Woolworths chief executive Grant O’Brien said the gains were hard won, with the company offering inducements such as 10c per litre fuel discounts to supermarket shoppers spending $100, and $20 gift cards for spending at least $100 on three separate shopping trips.

“I think all retailers, us included, had to work hard to make Christmas a success,” Mr O’Brien said.

“I don’t think consumers have woken up in December and suddenly feel completely confident again.
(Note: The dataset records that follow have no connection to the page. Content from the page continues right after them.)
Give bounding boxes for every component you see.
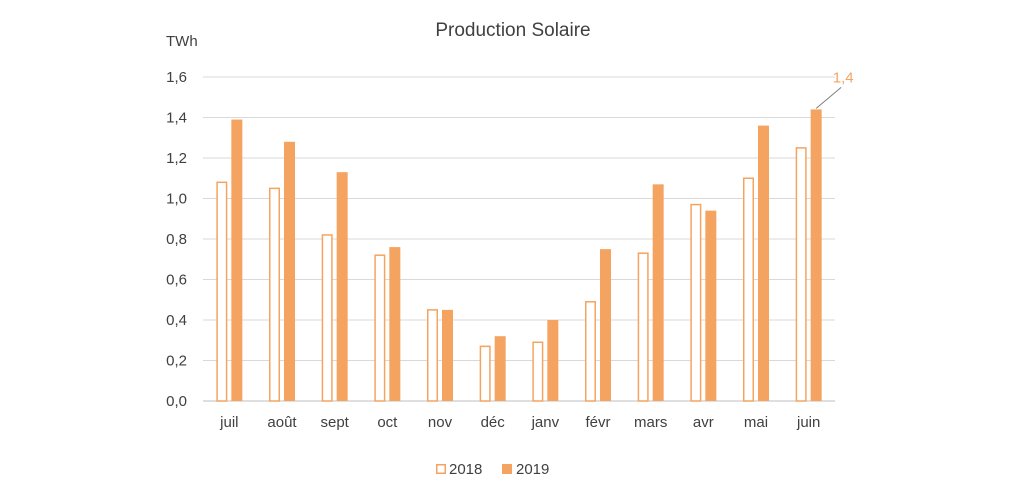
bar-2018 — [637, 252, 649, 402]
bar-2019 — [810, 109, 822, 402]
y-tick-label: 0,6 — [166, 272, 187, 289]
y-tick-label: 1,4 — [166, 110, 187, 127]
x-tick-label: sept — [320, 414, 349, 431]
bar-2019 — [231, 119, 243, 402]
bar-2018 — [585, 301, 596, 402]
bar-2018 — [374, 254, 386, 402]
bar-2018 — [216, 181, 228, 402]
legend: 2018 2019 — [436, 461, 549, 478]
y-tick-label: 0,4 — [166, 312, 187, 329]
bar-2019 — [284, 141, 295, 402]
x-tick-label: mars — [634, 414, 667, 431]
bar-2019 — [547, 320, 559, 401]
x-tick-label: avr — [693, 414, 714, 431]
bar-2018 — [321, 234, 333, 402]
x-tick-label: juin — [796, 414, 820, 431]
gridlines — [203, 76, 835, 402]
bar-2019 — [758, 125, 769, 401]
x-tick-label: août — [267, 414, 297, 431]
bars — [216, 109, 822, 402]
bar-2019 — [442, 309, 453, 401]
x-tick-label: nov — [428, 414, 453, 431]
legend-swatch-2019 — [502, 464, 512, 474]
legend-label-2018: 2018 — [449, 461, 482, 478]
bar-2019 — [600, 249, 611, 401]
bar-2018 — [532, 341, 544, 402]
x-tick-label: mai — [744, 414, 768, 431]
bar-2018 — [269, 187, 280, 402]
y-tick-label: 0,8 — [166, 231, 187, 248]
bar-2018 — [479, 345, 491, 402]
bar-2019 — [705, 210, 717, 401]
bar-2019 — [494, 336, 506, 401]
annotation-leader-line — [815, 87, 842, 109]
bar-2018 — [427, 309, 438, 402]
y-axis-unit-label: TWh — [166, 33, 198, 50]
x-tick-label: juil — [219, 414, 238, 431]
legend-swatch-2018 — [436, 464, 446, 474]
y-tick-label: 0,2 — [166, 353, 187, 370]
chart-title: Production Solaire — [435, 20, 590, 41]
annotation-label: 1,4 — [833, 69, 854, 86]
y-tick-label: 1,2 — [166, 150, 187, 167]
x-tick-label: janv — [531, 414, 560, 431]
x-axis-ticks: juil août sept oct nov déc janv févr mars avr mai j… — [219, 414, 820, 431]
bar-2019 — [389, 247, 401, 401]
y-tick-label: 0,0 — [166, 393, 187, 410]
y-tick-label: 1,0 — [166, 191, 187, 208]
y-tick-label: 1,6 — [166, 69, 187, 86]
bar-2018 — [690, 203, 702, 402]
annotations: 1,4 — [815, 69, 854, 109]
x-tick-label: févr — [585, 414, 610, 431]
bar-2019 — [336, 172, 348, 401]
legend-label-2019: 2019 — [516, 461, 549, 478]
bar-2018 — [743, 177, 754, 402]
bar-2018 — [795, 147, 807, 402]
x-tick-label: déc — [481, 414, 506, 431]
x-tick-label: oct — [377, 414, 398, 431]
y-axis-ticks: 0,0 0,2 0,4 0,6 0,8 1,0 1,2 1,4 1,6 — [166, 69, 187, 410]
bar-2019 — [652, 184, 664, 401]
There still is a level of lack of confidence in consumers and I think that will continue to be the case for some time.”

It was a sobering message for a sector that had been hoping the new year would bring a change in fortunes from a 2012 marked by consumer gloom, price deflation and a slew of retailers falling into administration.

Mr O’Brien said consumers were still cautious overall, but “in a better place this year than they were last year”, and the federal election in September was expected to provide additional certainty to the retail sector.

“I’m looking forward to policies, hopefully from both sides of the fence, that are going to provide a bit more reason for confidence for our consumers and for businesses,” he said.

The company, which also owns the Big W discount department store chain, hardware group Masters and the Countdown supermarket chain in New Zealand, reported sale of $30.04bn for the first half of the financial year, up 4.8 per cent from the previous corresponding period, excluding the now-sold consumer electronics chain Dick Smith.

The only division to go backwards during the quarter was petrol, which saw volumes fall by 3.2 per cent as Coles doubled its standard 4c per litre fuel voucher offer to 8c, for supermarket customers spending as little as $30 — an offer that began in October and is set to run though Easter.

Woolworths also revealed a $66m writeoff related to the electronics business — on top of the $420m writedown it took against the asset last year — relating to the cost of inventory purchased in the lead-up to Christmas, prior to the handover on November 26.

While analysts noted that it was usually the buyer who compensated the seller for inventory when a business changed hands, Mr O’Brien said Woolies did stand to collect an unspecified back-end payment when Dick Smith was eventually on-sold by its new owners, private equity firm Anchorage, which paid just $20m for the chain of more than 300 stores.

An additional $28m loss was booked on rental guarantees made by Woolies to Shopping Centres Australasia, its former property arm that was spun off into a separate listed vehicle in November.

Excluding these one-off items, Woolies has maintained guidance for full-year net profit growth of between 3 per cent and 6 per cent.